After more than a decade of not feeling so happy, this turn didn’t happen overnight; but no matter how long it takes, change really only happens when you let it. Change happens when you stop fighting it off and allow yourself to make choices that can help you get to a better place—dare I say, a happier one.
I found the happiness I know today not by some overly simplistic choice to “be happy”—but by choosing experiences that helped me to open up my heart, by making a choice to let go of long held beliefs about myself that were holding me back, in order to make space for new parts, by choosing to feel whatever difficult things I needed to feel, and then finding myself moving past them.
While it had been rearing it’s head for a few years, change for me really started a year ago with taking a few classes in Positive Psychology and life coaching at a local college. After 20 years away from school, a marriage, a child, a career and a divorce–I found that the coursework gave me a new, fresh lens for seeing myself. I didn’t need to be defined by that difficult marriage, the many disappointments, and the great burden of responsibility—instead I started to take back responsibility for making my life what I wanted it to be.
Six months later, more choices came along—I did not choose to listen to the fearful voice inside that urged me to just “appreciate my salaried job already” and instead I listened to the quietly encouraging voice inside that said something like “Keep at this. Keep trying it out. There’s something here for you.” And with that I boldly applied up for the inaugural class of the Courageous Coach Training Program—an experience that has ended up being truly life altering. I’m incredibly grateful for everything I’ve learned and for where I am today, but it has also been intensely hard work, the work of tackling my own emotional terrain so I can in turn, coach others through theirs.

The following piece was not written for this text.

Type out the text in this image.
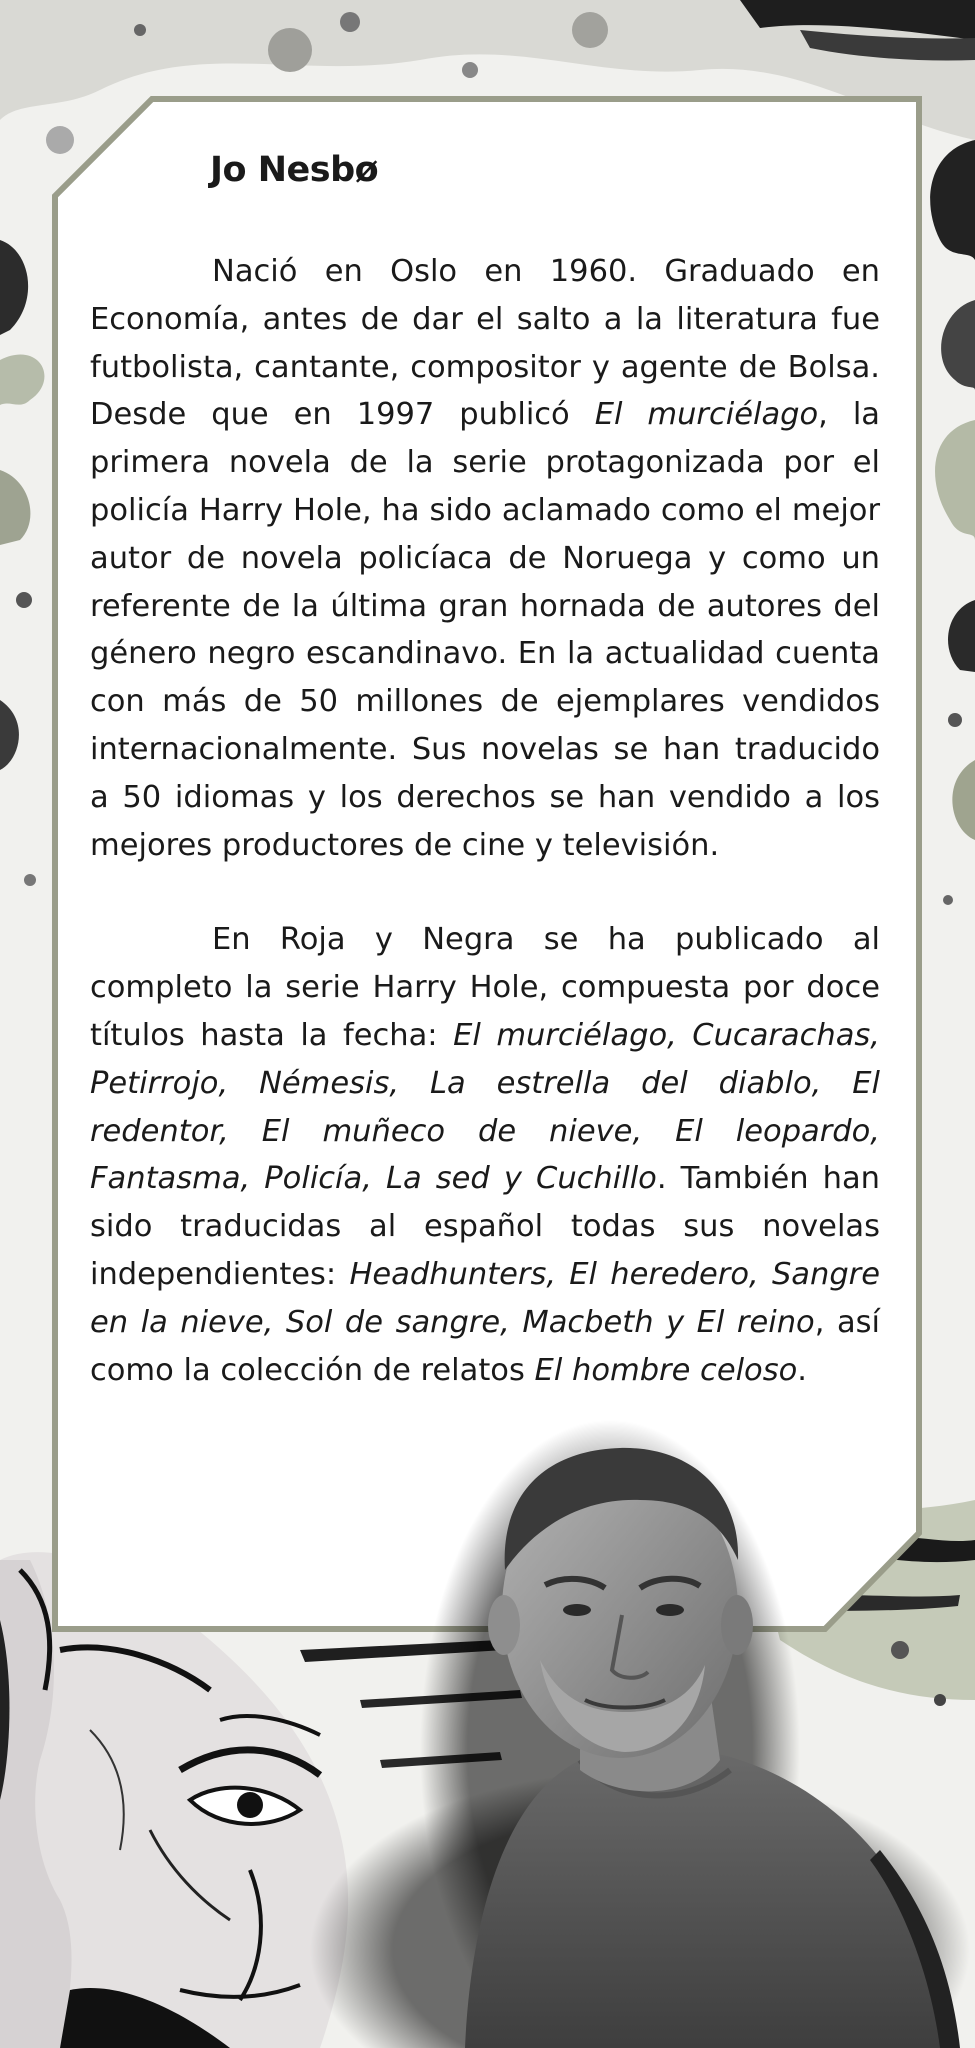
Jo Nesbø

Nació en Oslo en 1960. Graduado en Economía, antes de dar el salto a la literatura fue futbolista, cantante, compositor y agente de Bolsa. Desde que en 1997 publicó El murciélago, la primera novela de la serie protagonizada por el policía Harry Hole, ha sido aclamado como el mejor autor de novela policíaca de Noruega y como un referente de la última gran hornada de autores del género negro escandinavo. En la actualidad cuenta con más de 50 millones de ejemplares vendidos internacionalmente. Sus novelas se han traducido a 50 idiomas y los derechos se han vendido a los mejores productores de cine y televisión.

En Roja y Negra se ha publicado al completo la serie Harry Hole, compuesta por doce títulos hasta la fecha: El murciélago, Cucarachas, Petirrojo, Némesis, La estrella del diablo, El redentor, El muñeco de nieve, El leopardo, Fantasma, Policía, La sed y Cuchillo. También han sido traducidas al español todas sus novelas independientes: Headhunters, El heredero, Sangre en la nieve, Sol de sangre, Macbeth y El reino, así como la colección de relatos El hombre celoso.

I’ve learned and grown so much. I’ve opened my heart to so many new concepts, people and experiences. I’ve learned to see that that’s where the magic is—in the zone just outside your comfort.
I’ve learned to allow myself be vulnerable even when I didn’t really want to be; knowing I was always safe and supported allowed me to go where I needed to go.
I’ve allowed myself to face beliefs I had held about myself my entire life. And more importantly, I allowed myself to see the truth and believe I could let go of what wasn’t.
I’ve learned to trust myself—and how to recognize and work with those often opposing voices inside me.
I’ve learned that feeling the hardest stuff is the definition of bravery. And coming out the end of it, the definition of rewarding.
And after all this openhearted hard work and vulnerable stretching way past my comfort zone—what exactly have I found for myself? Well what I’ve found inside myself is Me. Sometimes conflicted, often awkward, far from perfect, but below all that—a quite happy Me.